Unfortunately, this statement mainly rebutted assertions that the vigilers hadn’t made. Ann Wright laid out the concerns in an OpEd column for the same newspaper on October 3rd:

In 2002, four Army spouses were murdered here by their military husbands after they returned from Afghanistan. But Fort Bragg, even aside from these infamous cases, has had a "disproportionately high number of domestic homicides, the highest in the country", according to "Murder in the Military," a July 20, 2008 article in this newspaper.

The sad roster of such victims stretches back over the decades. Thus we’ll also be laying a wreath at the grave of Beryl Mitchell, murdered here in 1974 by her Special Forces officer husband.
Rape is a parallel plague.

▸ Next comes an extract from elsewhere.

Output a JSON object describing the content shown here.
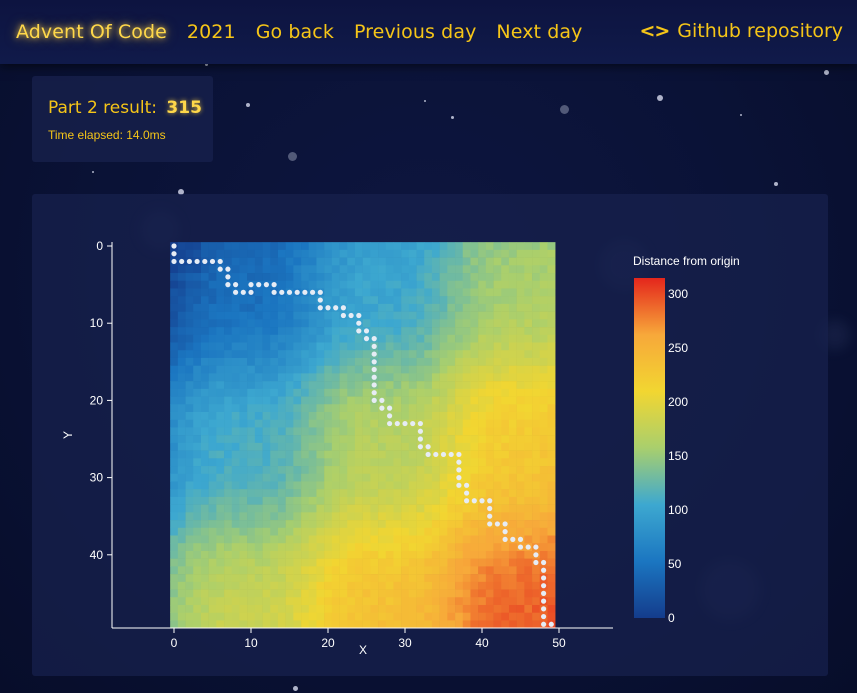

Veterans Administration statistics reveal that one in three women servicemembers are raped or sexually assaulted while in the military. Further, the Army’s Deputy Chief of Staff of Personnel recently told Congress that of the reported rapes in the Army in 2007, ten percent were reported by male victims.

Nor are wives the only victims. In 2004 the North Carolina Child Advocacy Center issued a shocking report, "Reducing Collateral Damage on the Home Front," which showed that in a sixteen year period, the rate of fatal violence against children was twice as high in the counties around Fort Bragg and Camp Lejeune as in the rest of the state.


In short, however much the Army is doing, it isn’t enough.